Spine # k1046
“This is the most desperate breed there is. They are just a little too bright for the servile role of dogdom. So their loneliness is a little more excruciating, their welcomes more frantic, their desire to please a little more intense. They seem to think that if they could just do everything right, they wouldn’t have to be locked up in the silence—pacing, sleeping, brooding, enduring the swollen bladder. That’s what they try to talk about. One day there will appear a super-poodle, one almost as bright as the most stupid alley cat, and he will figure it out. He will suddenly realize that his loneliness is merely a by-product of his being used to ease the loneliness of his Owner. He’ll tell the others. He’ll leave messages. And some dark night they’ll all start chewing throats.”
John D. MacDonald; Nightmare in Pink
Travis McGee, Florida boat bum and part-time private investigator, is back. But this time he’s in New York City working on behalf of a friend, Mike Gibson. He asked McGee to help his sister, Nina, as her fiance, Howard, was murdered during a horrible mugging. McGee is there to evaluate the circumstances of his death while keeping Nina safe.
When peculiar details about Howard’s death surface, McGee looks into the departed’s employer, a real estate magnate and investment shark. This leads him into the crust of New York’s elite where McGee uncovers an underground network of shady lawyers, sex workers, and mad scientists.
There comes a breaking point when McGee gets too deep and the creeps behind Howard’s death chose him as their next victim. In order to keep McGee subdued they try and manipulate his consciousness through regular doses of mind-altering drugs. These treatments turn his perception of reality into a nightmare. A nightmare in pink.
I know that folks love them some Travis McGee. But Nightmare in Pink is a dud.
I’m sure it’s always been a temptation for series authors to take their protagonists on a trip away from their homebase, giving their imaginations a working vacation. But, one of the reasons why series detectives are so enjoyable is because they are products of particular environments. Where they intimately know the streets, the neighborhoods. They know the people, good and bad.
McGee is no different as he is at his best when he’s in Florida. That’s his beat. Watching McGee navigate NYC, especially in the follow up to the outstanding Deep Blue Good-By, was boring and disappointing. There are times when he exhibits a contempt for the city but his internal monologues don’t punch hard enough to make the fish out of water trick interesting.
Leave New York to Nero Wolfe or Harlem detectives Grave Digger Jones and Coffin Ed Johnson.
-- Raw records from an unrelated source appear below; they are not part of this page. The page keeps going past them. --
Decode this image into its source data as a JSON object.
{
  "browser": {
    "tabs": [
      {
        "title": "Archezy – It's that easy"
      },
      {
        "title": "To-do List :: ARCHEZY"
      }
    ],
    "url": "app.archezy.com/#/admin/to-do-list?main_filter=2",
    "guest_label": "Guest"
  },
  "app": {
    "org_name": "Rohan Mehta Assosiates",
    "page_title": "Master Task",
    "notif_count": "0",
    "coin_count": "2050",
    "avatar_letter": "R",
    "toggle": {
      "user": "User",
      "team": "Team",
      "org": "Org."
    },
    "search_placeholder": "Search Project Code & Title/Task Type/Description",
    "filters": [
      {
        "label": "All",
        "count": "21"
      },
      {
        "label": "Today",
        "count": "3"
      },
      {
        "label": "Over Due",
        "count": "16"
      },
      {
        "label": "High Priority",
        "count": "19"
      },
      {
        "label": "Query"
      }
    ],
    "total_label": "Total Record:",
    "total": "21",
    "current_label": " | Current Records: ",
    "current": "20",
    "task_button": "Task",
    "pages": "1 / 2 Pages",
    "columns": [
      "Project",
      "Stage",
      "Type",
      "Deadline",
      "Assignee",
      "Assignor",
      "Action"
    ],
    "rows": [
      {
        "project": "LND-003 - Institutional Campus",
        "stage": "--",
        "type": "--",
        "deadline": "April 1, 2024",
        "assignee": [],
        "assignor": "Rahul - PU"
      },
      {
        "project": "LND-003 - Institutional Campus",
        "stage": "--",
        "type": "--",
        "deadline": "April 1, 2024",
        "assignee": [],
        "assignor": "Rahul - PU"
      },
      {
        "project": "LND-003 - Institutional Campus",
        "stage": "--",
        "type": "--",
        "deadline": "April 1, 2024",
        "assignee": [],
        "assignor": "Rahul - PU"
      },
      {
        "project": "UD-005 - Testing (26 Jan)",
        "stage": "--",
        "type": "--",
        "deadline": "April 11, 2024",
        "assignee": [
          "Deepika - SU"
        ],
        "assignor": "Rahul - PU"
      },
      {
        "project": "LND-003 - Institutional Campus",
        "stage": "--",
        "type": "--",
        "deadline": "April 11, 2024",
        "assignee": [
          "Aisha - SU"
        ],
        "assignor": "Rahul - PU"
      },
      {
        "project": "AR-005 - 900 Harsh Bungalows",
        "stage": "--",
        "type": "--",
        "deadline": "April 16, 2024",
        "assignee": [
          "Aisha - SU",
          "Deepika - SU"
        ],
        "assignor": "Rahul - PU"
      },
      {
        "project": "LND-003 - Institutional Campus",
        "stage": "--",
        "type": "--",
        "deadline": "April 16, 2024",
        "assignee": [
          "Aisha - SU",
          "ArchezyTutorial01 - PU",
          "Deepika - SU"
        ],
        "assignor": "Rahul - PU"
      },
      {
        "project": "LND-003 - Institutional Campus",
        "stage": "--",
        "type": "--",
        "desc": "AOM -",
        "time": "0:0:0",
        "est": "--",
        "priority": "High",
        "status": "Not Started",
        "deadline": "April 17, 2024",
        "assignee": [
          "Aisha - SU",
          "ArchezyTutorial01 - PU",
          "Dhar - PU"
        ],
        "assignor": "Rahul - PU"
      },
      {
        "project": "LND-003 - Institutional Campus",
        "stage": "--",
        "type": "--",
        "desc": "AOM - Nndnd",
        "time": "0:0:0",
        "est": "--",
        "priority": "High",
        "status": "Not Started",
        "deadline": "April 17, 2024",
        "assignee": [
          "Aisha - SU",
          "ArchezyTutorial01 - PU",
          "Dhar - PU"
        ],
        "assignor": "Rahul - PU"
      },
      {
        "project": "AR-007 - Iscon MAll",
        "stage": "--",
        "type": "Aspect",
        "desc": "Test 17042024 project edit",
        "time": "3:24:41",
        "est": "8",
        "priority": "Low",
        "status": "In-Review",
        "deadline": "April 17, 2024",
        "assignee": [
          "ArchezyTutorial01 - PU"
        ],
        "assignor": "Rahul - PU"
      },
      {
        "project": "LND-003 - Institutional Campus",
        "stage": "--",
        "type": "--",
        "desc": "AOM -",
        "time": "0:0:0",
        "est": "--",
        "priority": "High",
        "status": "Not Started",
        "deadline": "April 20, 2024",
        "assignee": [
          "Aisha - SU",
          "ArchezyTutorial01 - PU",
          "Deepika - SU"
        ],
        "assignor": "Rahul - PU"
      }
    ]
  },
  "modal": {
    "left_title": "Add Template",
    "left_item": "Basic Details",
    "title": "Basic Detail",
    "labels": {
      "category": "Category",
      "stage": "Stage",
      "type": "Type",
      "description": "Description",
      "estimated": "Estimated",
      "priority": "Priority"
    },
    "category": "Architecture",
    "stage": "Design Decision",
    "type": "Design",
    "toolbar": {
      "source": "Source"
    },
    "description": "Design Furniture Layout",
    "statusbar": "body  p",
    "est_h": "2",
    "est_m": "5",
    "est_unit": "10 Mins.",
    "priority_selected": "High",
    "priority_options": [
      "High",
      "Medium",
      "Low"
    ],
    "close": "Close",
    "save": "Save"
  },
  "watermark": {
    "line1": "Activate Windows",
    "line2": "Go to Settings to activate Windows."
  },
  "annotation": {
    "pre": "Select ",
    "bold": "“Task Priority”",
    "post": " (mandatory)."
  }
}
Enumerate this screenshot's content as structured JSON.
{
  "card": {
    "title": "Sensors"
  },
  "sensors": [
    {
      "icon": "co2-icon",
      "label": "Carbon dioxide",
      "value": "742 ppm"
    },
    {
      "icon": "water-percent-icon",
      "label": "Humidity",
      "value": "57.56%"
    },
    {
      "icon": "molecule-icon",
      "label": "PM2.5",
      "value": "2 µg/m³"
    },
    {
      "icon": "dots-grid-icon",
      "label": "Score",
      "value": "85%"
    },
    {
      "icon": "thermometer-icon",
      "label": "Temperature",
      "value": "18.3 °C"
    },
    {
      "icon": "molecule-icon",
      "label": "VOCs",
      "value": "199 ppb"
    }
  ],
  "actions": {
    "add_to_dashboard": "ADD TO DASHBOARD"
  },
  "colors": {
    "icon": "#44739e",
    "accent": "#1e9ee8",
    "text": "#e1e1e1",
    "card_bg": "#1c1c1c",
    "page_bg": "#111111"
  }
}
Then we’ve got the villains whose dastardly scheme was a little too James-Bondy for my tastes. The evil mind control practices and hallucinogenic drug doses felt over-the-top if not hackneyed. These are better served in in spy fiction.
But, there are still things to enjoy in Nightmare in Pink including a couple humorous scenes along with some characteristic McGee observations that are dark and prescient. There’s just not enough good stuff to overcome the lackluster narrative.